Blades of Grass  — Premiere Issue:  Episode 1 Page 1


Chapter Zero:A Strange Sailor Returns Home To Rough Seas
The Black Hat Cocktail Lounge
23 Wharf Street
Old City, California

  John Towsley, always stood up straight and tall. At six foot-four inches, he was without a doubt the tallest bartender in Old City. The "extra-ordinary bartender to the weird, the lonely and the stupid", as he sometimes referred to himself, closed the blue curtains on the east window and walked back behind the bar. On the way, he ran his fingers through his thinning light-brown hair cut in the same flattop style that he'd worn for over thirty years. "Here comes Gary the Gay Gimp. Back from the sea.", he announced.

  Bobby Misalla, the lounge's piano player looked over his left shoulder at the enclosure that separated the cocktail lounge from the restaurant that shared the south wall. Customers entered both businesses after passing through the front entrance and walking past the coatroom. He could just barely see a man holding onto the brass handrail and slowly making his way down the stairs and turning onto the red-carpeted, green canopy covered, sidewalk leading to the building's nine-foot high solid oak double doors. The canopy covering shadowed the entrance and hid the man's face. But Bobby could see the man limping along on a wooden leg.

   "I wouldn't say that too loudly John." Bobby said. "I understand that he does this trick body throw where his victims end up flat on their backs with his wooden peg leg rammed into their throats."

 John laughed. "I'd like to see him try! Why the hell does he use a wooden leg in this day and age?" 

  "I asked him that once. He said it was his way of punishing Society by making people feel uncomfortable," answered Bobby. "Plus, I think it's part of the seafarer image he tries to project. He likes people to think he lost his leg while at sea. Actually he'd never been on a boat until after he lost the leg. Besides, he's only the ship's cook, barber and deck hand. If his uncle didn't own the Karatum II, he'd still be down at Susie Wang's doing shampoos, cutting hair and bitching about the 'blue-haired old ladies' that Susie used to steer his way." 

  "Then how'd he loose the leg? Some kind of accident?" Asked John. 

  Bobby looked at John and laughed. "Thought you knew that story. Actually, he was making out with a Federal Judge down by the rail yards when the brakes on a boxcar failed. He was apparently kneeling down and in the throes of passion when the wheels ran over his right leg, cutting it off at the knee."

  John unscrewed the cap from a bottle of whiskey and replaced it with a pourer that automatically measured a one-shot pour and said.

  "Yeah, I heard some brakemen who used to work on the railroad with my dad call rail cars that suddenly just take off on their own, the 'silent, rolling death," said John, breaking into a grin. "But in this instance, it sounds more like a clear cut case of silent rolling justice." 

  "Seems to me I've heard rail cars called same thing somewhere myself. Anyway, the eminent and well-known judge, of course, said he was just looking for a place to turn around when he saw the accident. He claimed he just stopped to help Gary." Jimmy answered, then continued.

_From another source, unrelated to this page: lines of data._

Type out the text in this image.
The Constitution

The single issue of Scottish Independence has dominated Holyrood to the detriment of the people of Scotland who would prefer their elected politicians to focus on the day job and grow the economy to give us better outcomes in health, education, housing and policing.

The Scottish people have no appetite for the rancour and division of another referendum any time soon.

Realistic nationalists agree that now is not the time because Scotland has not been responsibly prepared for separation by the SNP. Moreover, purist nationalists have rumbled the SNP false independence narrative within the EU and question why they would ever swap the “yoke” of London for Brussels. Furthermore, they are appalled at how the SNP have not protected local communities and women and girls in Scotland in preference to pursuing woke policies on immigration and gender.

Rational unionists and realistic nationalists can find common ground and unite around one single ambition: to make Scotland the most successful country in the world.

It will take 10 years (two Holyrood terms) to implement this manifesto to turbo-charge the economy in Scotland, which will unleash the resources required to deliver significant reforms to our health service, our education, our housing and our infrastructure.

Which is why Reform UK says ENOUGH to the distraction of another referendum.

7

  "Tom Browne, the paramedic dude, who comes in here sometimes, was telling me about it. He said the judge's zipper was still down when the ambulance arrived at the rail yards. John, I'm going to go down to the other end of the bar. Don't bother moving my drink. I'll finish it first. Just set me up with another Gin and Tonic, a tall one. I'm just not in the mood for 'Gay Gary' right now."

  John rolled his eyes upwards and said, "I'm not either, but right now I don't have a choice. I'll be glad when Ted gets back from vacation. I hate working Days. At least at night, there are more people and I can ignore the ones I don't like.

  Come to think of it, if we both ignore him, maybe he won't stay long. Why the hell doesn't he go down to the Fag bars, like the rest of them? Used to be, they knew their place and hung out with each other. Now they're all over the place with this Gay Rights shit. Wish the damn Congress would pass a law giving me, John, average Straight American, some rights."